Onrust in zuiden Kirgizië houdt aan
BISJKEK/OSJ (ANP/AFP) – De onrust in het zuiden van Kirgizië houdt ook maandag aan. De bezorgdheid van de internationale gemeenschap over het geweld in de voormalige Sovjetrepubliek groeit.
Secretaris-generaal Ban Ki-moon van de Verenigde Naties heeft een gezant naar de Kirgizische hoofdstad Bisjkek gestuurd evenals de Europese Unie en de Organisatie voor Veiligheid en Samenwerking in Europa. De gezanten werken samen bij hun aanpak van de crisis. Ban zei zich zorgen te maken over het etnische geweld en het stijgende dodental.
In de stad Osj werd maandag opnieuw brand gesticht in een wijk waar veel Oezbeken wonen. Er was sporadisch geweervuur te horen, aldus getuigen.

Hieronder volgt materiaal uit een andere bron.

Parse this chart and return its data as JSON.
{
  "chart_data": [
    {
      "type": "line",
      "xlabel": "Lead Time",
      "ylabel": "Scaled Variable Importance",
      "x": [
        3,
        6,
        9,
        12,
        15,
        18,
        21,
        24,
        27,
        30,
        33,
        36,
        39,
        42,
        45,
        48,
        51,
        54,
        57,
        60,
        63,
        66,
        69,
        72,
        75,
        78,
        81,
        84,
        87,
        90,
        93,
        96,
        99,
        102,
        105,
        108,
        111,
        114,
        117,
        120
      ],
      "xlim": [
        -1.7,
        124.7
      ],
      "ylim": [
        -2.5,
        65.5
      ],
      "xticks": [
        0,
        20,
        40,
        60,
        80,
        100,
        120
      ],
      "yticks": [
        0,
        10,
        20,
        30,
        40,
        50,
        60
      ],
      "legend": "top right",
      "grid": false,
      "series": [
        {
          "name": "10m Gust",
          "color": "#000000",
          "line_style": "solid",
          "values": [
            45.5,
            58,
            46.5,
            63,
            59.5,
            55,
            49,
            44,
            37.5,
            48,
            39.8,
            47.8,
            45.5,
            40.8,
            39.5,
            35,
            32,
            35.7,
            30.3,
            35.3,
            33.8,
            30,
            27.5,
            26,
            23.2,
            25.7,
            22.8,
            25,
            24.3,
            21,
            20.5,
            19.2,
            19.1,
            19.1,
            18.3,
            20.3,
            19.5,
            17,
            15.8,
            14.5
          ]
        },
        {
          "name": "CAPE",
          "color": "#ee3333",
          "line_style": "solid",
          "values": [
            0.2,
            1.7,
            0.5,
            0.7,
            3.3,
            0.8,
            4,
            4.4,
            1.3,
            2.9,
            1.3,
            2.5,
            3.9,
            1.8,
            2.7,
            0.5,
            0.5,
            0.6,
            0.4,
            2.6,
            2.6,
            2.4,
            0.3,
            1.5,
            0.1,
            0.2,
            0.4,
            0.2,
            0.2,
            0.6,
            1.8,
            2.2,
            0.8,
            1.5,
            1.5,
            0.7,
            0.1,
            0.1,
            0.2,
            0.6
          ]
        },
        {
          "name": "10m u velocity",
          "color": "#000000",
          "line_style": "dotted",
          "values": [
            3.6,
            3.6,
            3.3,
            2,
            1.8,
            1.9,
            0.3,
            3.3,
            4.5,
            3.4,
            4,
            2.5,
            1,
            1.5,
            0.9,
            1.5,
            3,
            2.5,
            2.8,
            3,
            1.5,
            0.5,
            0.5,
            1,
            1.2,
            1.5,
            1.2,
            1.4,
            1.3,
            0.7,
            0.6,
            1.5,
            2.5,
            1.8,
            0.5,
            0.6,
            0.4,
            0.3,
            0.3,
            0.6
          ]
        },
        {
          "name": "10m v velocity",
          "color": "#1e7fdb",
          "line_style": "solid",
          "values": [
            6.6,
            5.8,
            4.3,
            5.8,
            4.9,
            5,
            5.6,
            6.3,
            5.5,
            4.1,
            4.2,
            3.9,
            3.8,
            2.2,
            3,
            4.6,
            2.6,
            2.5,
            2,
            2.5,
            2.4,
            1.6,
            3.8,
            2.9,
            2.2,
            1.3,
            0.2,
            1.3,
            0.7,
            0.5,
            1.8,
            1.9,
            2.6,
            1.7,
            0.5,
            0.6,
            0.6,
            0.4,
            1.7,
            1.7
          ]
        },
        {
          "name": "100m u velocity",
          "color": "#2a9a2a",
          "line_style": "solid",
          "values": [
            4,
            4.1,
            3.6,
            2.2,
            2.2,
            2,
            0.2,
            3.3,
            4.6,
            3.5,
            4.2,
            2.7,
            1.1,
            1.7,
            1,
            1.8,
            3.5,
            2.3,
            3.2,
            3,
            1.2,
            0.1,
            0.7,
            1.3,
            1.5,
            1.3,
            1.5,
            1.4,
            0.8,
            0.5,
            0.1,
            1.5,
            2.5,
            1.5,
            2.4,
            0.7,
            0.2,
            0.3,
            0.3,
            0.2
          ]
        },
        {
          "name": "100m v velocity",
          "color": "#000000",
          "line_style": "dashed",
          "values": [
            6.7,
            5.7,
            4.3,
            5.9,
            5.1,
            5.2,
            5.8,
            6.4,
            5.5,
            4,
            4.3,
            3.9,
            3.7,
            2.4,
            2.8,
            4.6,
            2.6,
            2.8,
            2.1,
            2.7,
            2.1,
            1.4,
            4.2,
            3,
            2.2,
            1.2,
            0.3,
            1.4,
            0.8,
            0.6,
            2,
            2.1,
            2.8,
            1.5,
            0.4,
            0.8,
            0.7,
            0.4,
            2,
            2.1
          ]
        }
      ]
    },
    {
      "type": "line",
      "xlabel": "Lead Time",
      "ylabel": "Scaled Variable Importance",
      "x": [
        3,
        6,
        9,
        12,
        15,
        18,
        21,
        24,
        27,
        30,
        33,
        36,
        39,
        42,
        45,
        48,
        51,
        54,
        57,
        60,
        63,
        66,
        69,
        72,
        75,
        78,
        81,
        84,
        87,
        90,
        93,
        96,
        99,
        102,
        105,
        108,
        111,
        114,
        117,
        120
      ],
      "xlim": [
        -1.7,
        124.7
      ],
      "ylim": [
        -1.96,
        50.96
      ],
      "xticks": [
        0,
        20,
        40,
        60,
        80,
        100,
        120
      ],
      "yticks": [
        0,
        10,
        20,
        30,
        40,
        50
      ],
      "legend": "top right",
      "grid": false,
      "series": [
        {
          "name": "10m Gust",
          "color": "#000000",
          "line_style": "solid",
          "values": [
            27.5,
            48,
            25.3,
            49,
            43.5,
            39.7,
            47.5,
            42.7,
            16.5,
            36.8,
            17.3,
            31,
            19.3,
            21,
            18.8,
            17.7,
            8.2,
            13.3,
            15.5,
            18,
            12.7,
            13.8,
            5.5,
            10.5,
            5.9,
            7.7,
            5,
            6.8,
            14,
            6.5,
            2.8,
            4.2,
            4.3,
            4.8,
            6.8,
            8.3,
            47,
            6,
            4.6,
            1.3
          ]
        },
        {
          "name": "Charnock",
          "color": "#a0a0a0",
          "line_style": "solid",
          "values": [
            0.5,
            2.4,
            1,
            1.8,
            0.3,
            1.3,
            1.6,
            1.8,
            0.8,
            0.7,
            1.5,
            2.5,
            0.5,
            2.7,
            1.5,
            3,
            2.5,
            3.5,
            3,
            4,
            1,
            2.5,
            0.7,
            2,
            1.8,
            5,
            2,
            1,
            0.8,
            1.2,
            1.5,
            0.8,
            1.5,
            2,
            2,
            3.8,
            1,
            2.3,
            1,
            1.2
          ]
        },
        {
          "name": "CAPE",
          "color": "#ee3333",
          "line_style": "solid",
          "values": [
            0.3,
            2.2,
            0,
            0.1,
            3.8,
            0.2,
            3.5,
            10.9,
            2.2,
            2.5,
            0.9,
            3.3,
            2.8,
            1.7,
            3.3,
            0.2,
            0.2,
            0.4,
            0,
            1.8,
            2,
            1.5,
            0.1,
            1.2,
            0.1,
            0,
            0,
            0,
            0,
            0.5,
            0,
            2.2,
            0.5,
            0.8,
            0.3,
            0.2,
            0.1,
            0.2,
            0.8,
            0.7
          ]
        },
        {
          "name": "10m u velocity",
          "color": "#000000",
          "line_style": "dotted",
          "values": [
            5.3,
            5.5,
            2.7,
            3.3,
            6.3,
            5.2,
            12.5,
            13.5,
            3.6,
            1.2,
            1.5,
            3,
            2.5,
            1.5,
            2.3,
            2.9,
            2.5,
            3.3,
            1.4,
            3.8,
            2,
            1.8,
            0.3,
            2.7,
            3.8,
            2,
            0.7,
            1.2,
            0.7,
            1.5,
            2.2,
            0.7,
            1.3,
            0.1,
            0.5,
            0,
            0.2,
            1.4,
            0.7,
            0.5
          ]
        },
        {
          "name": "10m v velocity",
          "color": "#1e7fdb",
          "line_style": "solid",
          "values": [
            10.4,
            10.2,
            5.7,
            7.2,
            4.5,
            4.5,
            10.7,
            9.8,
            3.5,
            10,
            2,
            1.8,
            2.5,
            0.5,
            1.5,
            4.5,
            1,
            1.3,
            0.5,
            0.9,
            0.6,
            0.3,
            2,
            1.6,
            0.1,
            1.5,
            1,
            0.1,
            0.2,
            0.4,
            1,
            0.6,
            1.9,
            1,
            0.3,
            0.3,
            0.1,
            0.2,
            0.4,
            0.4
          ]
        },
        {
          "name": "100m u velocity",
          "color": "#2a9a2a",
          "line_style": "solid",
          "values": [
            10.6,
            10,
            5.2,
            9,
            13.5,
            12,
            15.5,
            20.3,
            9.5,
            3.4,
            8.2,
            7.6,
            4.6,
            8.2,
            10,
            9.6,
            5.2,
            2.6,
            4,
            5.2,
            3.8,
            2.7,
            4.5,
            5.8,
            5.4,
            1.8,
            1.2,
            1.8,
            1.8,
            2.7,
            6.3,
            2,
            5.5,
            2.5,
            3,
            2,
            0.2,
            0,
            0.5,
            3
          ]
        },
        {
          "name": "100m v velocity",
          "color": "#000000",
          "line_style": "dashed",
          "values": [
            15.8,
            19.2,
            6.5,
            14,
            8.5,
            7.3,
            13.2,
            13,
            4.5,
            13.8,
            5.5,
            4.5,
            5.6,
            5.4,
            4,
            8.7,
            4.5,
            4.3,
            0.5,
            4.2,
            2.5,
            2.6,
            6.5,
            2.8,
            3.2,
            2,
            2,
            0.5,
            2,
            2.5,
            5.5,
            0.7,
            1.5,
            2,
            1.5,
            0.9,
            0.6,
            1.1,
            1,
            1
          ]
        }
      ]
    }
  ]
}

Volgens de plaatsvervangende leider van het interim-bewind, Temir Sarijev, is de situatie in het nabijgelegen Dzjalal-Abad verder verslechterd. Hij zei dat er nog te weinig troepen in het zuiden zijn om een eind te maken aan de onlusten.
De overgangsregering in Bisjkek, die in april na een volksopstand aan de macht kwam, heeft Rusland gevraagd om militairen te sturen, maar het Kremlin wil hier niet aan.
Het etnische geweld tussen Kirgiezen en Oezbeken brak donderdag uit. Volgens het ministerie van Volksgezondheid hebben sindsdien 117 mensen het leven verloren en raakten 1485 anderen gewond. Tienduizenden en mogelijk meer dan 100.000 Oezbeken zijn naar Oezbekistan gevlucht. Scholen, fabrieken en andere grote gebouwen zijn tijdelijk ingericht om de vluchtelingen te huisvesten.
Getuigen meldden dat Kirgiezen schieten op leden van de Oezbeekse minderheid en hun eigendommen in brand steken. In het zuiden van het 5,5 miljoen mensen tellende land maken de Oezbeken ongeveer 40 procent van de bevolking uit.